Aux fins de favoriser l’exploitation forestière et lutter contre le morcellement de la forêt en France, le législateur a institué au bénéfice des justiciables, des communes et de l’État, plusieurs droits de priorité consacrés aux articles L. 331-19 à L. 331-24 du Code forestier (C. for.), au sein d’un Chapitre intitulé « regroupement de la propriété ». 

C’est pourquoi la vente d’une propriété boisée peut être soumise au droit de préemption de l’État (art. L. 331-23 C. for.), de la commune (art. L. 331-22 C. for.) ou de la SAFER (art. L. 143-4 Code rural), mais aussi au droit de préférence de la commune (art. L.331-24 C. for.) ou des propriétaires de parcelles boisées contiguës (art. L. 331-19 à L. 331-21 C. for.). Ce dernier, institué par la loi de modernisation de l’agriculture et de la pêche du 27 juillet 2010, fera l’objet de nos développements.

En la matière, le droit de préférence se définit comme la faculté, accordée à une personne, d’acquérir une propriété boisée par priorité à toute autre personne lorsque le propriétaire manifeste sa volonté de la vendre. 

I. Le droit de préférence des propriétaires voisins

1. Champ d’application

Aux termes de l’article L. 331-19 C. for., les ventes, les cessions de droits indivis ou de droits réels de jouissance portant sur une propriété classée au cadastre en nature de bois et forêt d’une superficie totale inférieure à 4 hectares sont soumis au droit de préférence (1). 

Par exception, sont exclues de son champ d’application les opérations visées à l’article L. 331-21 C. for. (ex. la vente au profit d’un propriétaire d’une parcelle contiguë en nature de bois ; la vente au profit du conjoint, du partenaire pacsé, du concubin ou de parents ou alliés du vendeur jusqu’au 4e degré inclus).

Définition de la notion de « propriété » utilisée par l’article :

Depuis l’ordonnance du 26 janvier 2012, le terme de « parcelle » a été remplacé par celui de « propriété », plus large, de sorte qu’en cas de vente de plusieurs parcelles, même disjointes, la vente ne porte que sur une seule propriété (2). Il n’importe peu que l’ensemble se situe sur le territoire d’une même commune ; la seule condition tient à sa superficie : l’ensemble entrera dans le champ d’application du droit de préférence si et seulement si sa superficie totale est inférieure à 4 hectares.  

Définition du caractère boisé de la propriété objet de la vente ? 

Il convient de noter qu’en contradiction avec l’esprit de la loi, le caractère boisé de la propriété s’apprécie ici de façon abstraite au regard de sa seule classification au cadastre (3), peu importe qu’elle soit véritablement boisée (4). Par conséquent, le propriétaire d’une propriété réellement boisée mais non inscrite comme telle au cadastre n’a pas à purger le droit de préférence (5).

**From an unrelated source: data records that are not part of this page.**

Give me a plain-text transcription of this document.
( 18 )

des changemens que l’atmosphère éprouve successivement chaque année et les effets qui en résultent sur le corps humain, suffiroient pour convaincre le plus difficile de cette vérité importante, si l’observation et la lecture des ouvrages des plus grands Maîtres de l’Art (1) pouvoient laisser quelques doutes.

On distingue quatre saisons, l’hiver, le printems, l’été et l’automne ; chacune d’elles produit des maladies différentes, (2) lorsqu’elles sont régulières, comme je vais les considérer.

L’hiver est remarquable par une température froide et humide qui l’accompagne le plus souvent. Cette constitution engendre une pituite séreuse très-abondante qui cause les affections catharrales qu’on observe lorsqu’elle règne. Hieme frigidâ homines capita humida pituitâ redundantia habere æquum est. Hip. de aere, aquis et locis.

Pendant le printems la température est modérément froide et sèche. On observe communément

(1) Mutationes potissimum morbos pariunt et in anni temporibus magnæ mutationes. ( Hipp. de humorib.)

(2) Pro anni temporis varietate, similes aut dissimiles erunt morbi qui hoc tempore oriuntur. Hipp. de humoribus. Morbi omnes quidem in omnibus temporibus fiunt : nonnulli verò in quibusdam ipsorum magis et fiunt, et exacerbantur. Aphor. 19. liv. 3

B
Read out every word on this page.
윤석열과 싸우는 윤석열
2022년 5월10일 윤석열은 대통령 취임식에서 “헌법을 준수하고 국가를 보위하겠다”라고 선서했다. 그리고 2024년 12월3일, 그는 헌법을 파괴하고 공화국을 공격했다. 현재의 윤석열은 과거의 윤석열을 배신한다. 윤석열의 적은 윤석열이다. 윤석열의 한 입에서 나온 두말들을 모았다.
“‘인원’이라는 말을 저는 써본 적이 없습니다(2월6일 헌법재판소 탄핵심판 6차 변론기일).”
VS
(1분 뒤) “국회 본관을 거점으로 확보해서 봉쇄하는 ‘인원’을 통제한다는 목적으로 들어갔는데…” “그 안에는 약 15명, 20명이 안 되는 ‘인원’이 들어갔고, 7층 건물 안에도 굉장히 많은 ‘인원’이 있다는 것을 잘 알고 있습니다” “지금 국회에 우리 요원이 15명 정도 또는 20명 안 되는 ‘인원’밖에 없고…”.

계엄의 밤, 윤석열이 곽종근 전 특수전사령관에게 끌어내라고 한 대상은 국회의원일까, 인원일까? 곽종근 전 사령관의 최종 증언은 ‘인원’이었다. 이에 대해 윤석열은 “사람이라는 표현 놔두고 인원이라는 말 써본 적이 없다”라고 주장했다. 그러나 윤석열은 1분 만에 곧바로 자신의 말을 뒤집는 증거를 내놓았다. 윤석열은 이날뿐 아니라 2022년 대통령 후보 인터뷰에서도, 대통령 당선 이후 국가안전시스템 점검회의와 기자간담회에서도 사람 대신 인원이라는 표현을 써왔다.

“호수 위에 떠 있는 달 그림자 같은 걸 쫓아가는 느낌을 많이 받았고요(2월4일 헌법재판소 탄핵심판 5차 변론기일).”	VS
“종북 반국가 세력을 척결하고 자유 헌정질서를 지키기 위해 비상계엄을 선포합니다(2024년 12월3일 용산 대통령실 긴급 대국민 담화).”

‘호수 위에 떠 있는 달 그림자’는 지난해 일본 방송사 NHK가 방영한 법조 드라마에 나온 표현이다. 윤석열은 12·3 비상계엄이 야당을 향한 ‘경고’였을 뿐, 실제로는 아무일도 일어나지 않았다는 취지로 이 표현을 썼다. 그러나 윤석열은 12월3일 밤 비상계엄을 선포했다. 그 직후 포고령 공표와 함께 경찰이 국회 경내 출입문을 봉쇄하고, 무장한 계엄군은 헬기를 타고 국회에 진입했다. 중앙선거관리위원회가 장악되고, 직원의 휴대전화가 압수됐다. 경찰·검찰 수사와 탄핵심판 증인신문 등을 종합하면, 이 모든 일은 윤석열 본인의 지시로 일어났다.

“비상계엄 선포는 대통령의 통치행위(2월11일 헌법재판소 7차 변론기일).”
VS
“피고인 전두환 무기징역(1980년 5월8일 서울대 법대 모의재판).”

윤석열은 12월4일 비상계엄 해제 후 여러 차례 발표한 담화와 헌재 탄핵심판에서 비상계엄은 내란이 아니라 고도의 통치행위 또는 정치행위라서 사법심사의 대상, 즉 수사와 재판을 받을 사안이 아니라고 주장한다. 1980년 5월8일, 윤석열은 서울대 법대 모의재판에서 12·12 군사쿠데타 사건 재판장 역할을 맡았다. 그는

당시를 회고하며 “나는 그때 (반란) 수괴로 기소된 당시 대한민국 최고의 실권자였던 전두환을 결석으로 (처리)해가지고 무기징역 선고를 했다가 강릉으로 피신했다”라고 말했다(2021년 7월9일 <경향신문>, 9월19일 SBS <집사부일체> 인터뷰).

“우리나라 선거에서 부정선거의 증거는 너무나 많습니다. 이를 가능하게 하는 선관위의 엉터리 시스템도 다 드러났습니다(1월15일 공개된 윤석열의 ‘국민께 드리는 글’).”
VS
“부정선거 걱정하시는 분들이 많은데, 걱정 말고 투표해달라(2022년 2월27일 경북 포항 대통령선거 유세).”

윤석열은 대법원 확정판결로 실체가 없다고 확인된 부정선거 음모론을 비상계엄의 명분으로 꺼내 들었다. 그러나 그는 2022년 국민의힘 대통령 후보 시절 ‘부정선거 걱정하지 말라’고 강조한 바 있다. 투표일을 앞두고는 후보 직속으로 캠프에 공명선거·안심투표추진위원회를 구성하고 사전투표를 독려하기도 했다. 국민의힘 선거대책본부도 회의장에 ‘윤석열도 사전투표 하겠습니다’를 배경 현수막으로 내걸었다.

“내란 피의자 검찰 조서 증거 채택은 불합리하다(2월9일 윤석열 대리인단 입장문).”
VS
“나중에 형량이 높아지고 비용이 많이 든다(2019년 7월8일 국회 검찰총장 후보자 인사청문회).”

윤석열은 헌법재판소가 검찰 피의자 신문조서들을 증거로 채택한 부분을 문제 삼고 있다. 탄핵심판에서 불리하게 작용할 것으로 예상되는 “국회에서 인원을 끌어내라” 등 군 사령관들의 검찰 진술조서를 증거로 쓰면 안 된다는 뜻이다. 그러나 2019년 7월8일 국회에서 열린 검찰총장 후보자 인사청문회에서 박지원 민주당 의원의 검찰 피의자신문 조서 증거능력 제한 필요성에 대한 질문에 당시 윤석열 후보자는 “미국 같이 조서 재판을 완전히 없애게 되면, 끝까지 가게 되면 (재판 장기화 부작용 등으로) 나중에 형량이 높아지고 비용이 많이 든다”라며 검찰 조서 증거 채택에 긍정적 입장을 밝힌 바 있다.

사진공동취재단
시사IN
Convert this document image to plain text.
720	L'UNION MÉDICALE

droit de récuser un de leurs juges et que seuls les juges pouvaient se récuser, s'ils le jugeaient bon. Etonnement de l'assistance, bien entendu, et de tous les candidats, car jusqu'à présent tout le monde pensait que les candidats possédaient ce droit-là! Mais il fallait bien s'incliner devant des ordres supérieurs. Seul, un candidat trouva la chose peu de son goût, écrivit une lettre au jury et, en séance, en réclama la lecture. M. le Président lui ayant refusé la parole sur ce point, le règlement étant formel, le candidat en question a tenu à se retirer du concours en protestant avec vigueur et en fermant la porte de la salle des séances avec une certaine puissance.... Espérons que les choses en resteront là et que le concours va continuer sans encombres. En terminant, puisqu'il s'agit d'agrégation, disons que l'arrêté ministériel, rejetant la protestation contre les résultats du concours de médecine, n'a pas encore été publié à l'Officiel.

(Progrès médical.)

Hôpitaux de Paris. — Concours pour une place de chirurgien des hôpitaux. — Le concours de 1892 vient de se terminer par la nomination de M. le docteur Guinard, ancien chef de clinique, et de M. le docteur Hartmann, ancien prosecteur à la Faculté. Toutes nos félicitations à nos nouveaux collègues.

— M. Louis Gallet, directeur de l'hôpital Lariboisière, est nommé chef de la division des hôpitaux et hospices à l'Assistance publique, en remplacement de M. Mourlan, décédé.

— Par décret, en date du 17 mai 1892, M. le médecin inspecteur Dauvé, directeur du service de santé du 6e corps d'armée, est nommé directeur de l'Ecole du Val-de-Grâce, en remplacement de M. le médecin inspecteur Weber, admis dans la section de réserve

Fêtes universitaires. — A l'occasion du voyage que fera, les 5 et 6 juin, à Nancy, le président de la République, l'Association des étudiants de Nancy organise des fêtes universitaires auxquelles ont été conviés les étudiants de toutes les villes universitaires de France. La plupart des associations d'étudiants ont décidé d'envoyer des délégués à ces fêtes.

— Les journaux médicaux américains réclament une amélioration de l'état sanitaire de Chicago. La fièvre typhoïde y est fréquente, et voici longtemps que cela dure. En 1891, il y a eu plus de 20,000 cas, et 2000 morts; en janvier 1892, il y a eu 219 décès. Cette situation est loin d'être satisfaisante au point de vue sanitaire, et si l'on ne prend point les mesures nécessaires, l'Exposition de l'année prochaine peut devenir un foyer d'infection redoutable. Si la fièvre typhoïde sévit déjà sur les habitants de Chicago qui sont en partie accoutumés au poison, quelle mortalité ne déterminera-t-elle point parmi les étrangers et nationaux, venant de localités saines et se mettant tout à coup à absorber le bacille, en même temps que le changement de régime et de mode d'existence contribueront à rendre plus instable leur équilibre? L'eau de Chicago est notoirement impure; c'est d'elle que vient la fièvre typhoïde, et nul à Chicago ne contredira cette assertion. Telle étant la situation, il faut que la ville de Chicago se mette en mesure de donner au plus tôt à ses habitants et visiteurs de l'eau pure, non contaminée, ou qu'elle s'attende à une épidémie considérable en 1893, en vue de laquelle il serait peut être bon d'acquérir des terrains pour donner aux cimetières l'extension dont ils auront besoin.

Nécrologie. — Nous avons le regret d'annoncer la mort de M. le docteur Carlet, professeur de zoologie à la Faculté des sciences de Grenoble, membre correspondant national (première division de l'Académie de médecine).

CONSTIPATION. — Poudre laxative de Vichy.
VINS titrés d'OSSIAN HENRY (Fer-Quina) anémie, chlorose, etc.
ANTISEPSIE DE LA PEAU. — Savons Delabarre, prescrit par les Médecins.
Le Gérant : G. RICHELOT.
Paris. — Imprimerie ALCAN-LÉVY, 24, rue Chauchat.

Le législateur a toutefois réintroduit un critère de réalité conforme au sens souhaité du regroupement de la propriété forestière, puisque, depuis 2012, la partie réellement boisée de la propriété entièrement classée au cadastre en nature de bois et forêt doit représenter au moins la moitié de sa superficie totale. À défaut, elle n’est pas soumise au droit de préférence (article L. 331-21, 7° C. for.). La preuve de cette appréciation in concreto peut être apportée par tous moyens. 

En cas d’autorisation de défrichement régulièrement notifiée au propriétaire, la parcelle est considérée avoir perdu son caractère boisé, et ce, même si les opérations de défrichement n’ont pas été réalisées (6).

Concernant les biens mixtes : 

L’article L. 331-21, 8° C. for. exclu le droit de préférence lorsque la vente doit intervenir sur une propriété comportant une ou plusieurs parcelles classées au cadastre en nature de bois et une ou plusieurs autres parcelles cadastrées d’une autre nature. 

2. Bénéficiaires

Le droit de préférence bénéficie aux propriétaires (7) d’une parcelle boisée contiguë tels qu’ils sont désignés sur les documents cadastraux, peu importe la superficie de leur parcelle. 

Définition du caractère boisé de la parcelle contiguë ? 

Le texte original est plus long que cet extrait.